I got up and crossed to my window. The fog had lifted a little, but everything still looked gray and soft. Below, in the garden, Angel was giving her report.
“He walks in, thinking he’s going to have this great reunion with his wife—he’s got the flowers and the chocolate, the whole deal. He walks in, all ‘Oh, darling, I know it’s a shock, but how I’ve missed you!’ stuff. And then he stops. He looks at the table. Two wineglasses. Two. He gets the picture and storms off before she can explain.
“Then for the rest of the show, all anyone talks about is how confused they all are. They’re all so confused about him appearing out of the blue. They’re confused about how they feel about him. They’re worried they’re going to confuse him. He’s worried he’s confusing them. They should call it Lame Valley, if you ask me. Oh, I did the laundry today. You have some cool machines.”
At the window I couldn’t help smiling.
That evening, I sat on the back steps watching the families have their cookouts. The last light of sunset pouring over the scene reminded me of syrup, but that was probably because I was so hungry. The kids ran around with sparklers, and once in a while a firecracker bloomed in the distance with a deep thud.
Angel came out and sat at the far end of the steps. “Happy Independence Day.” She blew through her hair. “We sure are independent.”
“We sure are.” In front of me were the cottages that were going to need cleaning again on Saturday, and behind me was Louise’s house, where there wasn’t any food and there was an endless stream of chores to do. I felt like a traitor to my country, but just then, independence didn’t seem all it was cracked up to be. Independence seemed like another way of saying nobody cared about you.
“Angel, the other places you lived. Were they that bad? Worse than here?”
Angel leaned over and scratched at a mosquito bite on her shin. “No. Well, one was, but mostly they were okay—they were okay places to live. The people took in foster kids because they wanted to do a good deed, I guess.” She paused and rested her head on her knee. “But I wasn’t anybody’s destino, you know?”
She went in and left me alone with my independence again.
CHAPTER 20
When I got home from the beach Thursday afternoon, I checked my blueberry bushes, as usual.

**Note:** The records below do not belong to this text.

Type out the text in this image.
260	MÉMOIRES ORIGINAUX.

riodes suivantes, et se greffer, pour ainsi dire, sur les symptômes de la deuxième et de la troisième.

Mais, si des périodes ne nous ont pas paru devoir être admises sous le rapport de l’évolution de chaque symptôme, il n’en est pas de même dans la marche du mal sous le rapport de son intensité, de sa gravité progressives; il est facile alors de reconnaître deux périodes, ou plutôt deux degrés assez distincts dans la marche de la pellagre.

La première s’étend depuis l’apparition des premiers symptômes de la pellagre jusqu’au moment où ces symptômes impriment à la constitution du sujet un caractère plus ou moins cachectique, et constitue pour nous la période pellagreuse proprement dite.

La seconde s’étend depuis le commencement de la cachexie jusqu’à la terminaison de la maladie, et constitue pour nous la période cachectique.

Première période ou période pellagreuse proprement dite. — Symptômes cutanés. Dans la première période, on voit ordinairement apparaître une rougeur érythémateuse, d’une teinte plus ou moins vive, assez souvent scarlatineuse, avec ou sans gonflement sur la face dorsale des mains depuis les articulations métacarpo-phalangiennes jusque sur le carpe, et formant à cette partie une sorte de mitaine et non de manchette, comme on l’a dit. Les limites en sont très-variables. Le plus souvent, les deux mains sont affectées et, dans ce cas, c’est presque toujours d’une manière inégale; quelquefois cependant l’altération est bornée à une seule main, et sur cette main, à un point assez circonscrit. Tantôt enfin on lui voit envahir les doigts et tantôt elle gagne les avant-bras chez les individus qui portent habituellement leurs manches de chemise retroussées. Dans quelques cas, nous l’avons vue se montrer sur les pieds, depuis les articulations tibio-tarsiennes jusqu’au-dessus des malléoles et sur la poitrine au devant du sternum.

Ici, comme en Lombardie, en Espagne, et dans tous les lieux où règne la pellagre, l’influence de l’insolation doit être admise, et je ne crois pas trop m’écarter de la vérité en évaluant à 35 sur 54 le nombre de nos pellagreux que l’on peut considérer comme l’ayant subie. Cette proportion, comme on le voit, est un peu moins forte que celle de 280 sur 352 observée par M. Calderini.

And for the first time, I could see for sure that they were getting better—the leaves looked less crumpled and
there were even a few fresh green ones. The berries looked slightly bigger. I nearly skipped up to the kitchen door, wishing Louise were inside so I could tell her I’d saved them with her panty hose and her Crisco.
Angel was at the open refrigerator. She bent down to check the bins, and her tank top strap slid off her shoulder.

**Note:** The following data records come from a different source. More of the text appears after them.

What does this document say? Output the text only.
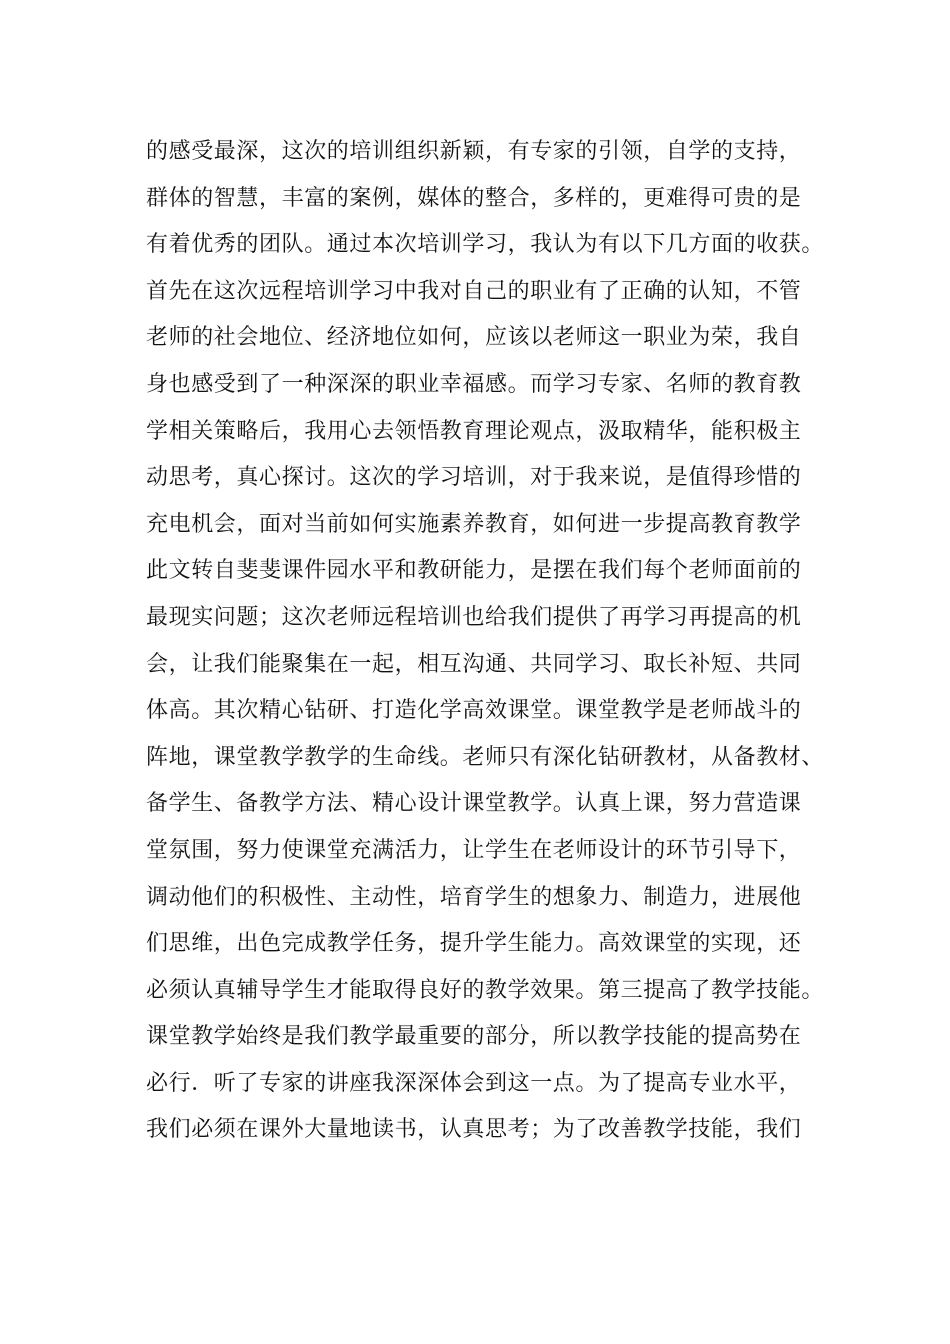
的感受最深，这次的培训组织新颖，有专家的引领，自学的支持，
群体的智慧，丰富的案例，媒体的整合，多样的，更难得可贵的是
有着优秀的团队。通过本次培训学习，我认为有以下几方面的收获。
首先在这次远程培训学习中我对自己的职业有了正确的认知，不管
老师的社会地位、经济地位如何，应该以老师这一职业为荣，我自
身也感受到了一种深深的职业幸福感。而学习专家、名师的教育教
学相关策略后，我用心去领悟教育理论观点，汲取精华，能积极主
动思考，真心探讨。这次的学习培训，对于我来说，是值得珍惜的
充电机会，面对当前如何实施素养教育，如何进一步提高教育教学
此文转自斐斐课件园水平和教研能力，是摆在我们每个老师面前的
最现实问题；这次老师远程培训也给我们提供了再学习再提高的机
会，让我们能聚集在一起，相互沟通、共同学习、取长补短、共同
体高。其次精心钻研、打造化学高效课堂。课堂教学是老师战斗的
阵地，课堂教学教学的生命线。老师只有深化钻研教材，从备教材、
备学生、备教学方法、精心设计课堂教学。认真上课，努力营造课
堂氛围，努力使课堂充满活力，让学生在老师设计的环节引导下，
调动他们的积极性、主动性，培育学生的想象力、制造力，进展他
们思维，出色完成教学任务，提升学生能力。高效课堂的实现，还
必须认真辅导学生才能取得良好的教学效果。第三提高了教学技能。
课堂教学始终是我们教学最重要的部分，所以教学技能的提高势在
必行．听了专家的讲座我深深体会到这一点。为了提高专业水平，
我们必须在课外大量地读书，认真思考；为了改善教学技能，我们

“What are you wearing?” I demanded.
Angel smiled with pride and pulled her strap aside to show me a bra so bright it would scorch your retinas. Black lace over hot pink satin, sparkling with rhinestones.
“You don’t need a bra.”
“Oh, I needed this bra,” Angel assured me. She turned back to the empty refrigerator and groaned. “All I’ve had to eat today is relish.”
“I had Froot Loops dust,” I told her. “Where did you get it?”
“Victoria’s Secret. Louise gets the catalogs. I guess they have stuff for plus size.” Angel rattled the vegetable bins open and slammed them shut again.
“But how?”
Angel snapped her bra strap with a smug grin. “Duh—same way Louise got stuff. Call the number on the back of the catalog, give the lady her credit card number, and the mailman does the rest. Don’t look at me like that.”
“Like what?”
“That look you always have. Pinched up. Like you’re worried something’s going to happen.” Angel opened and closed the empty cupboard. It sounded hollow.
“I do not always look worried.”
“Yeah, you do.”
“Well…look around, Angel. Things do happen.”
“Exactly,” said Angel. “Things do happen. That’s fate. Fado. And all your worrying isn’t going to change that.”
“Angel, you used Louise’s credit card! That’s not fate, that’s…well, it’s probably a crime. What if someone keeps track of that stuff?”
“Look. Louise was getting money to feed me and buy me clothes. Massachusetts wants me to have clothes. Who am I to argue with a whole state?”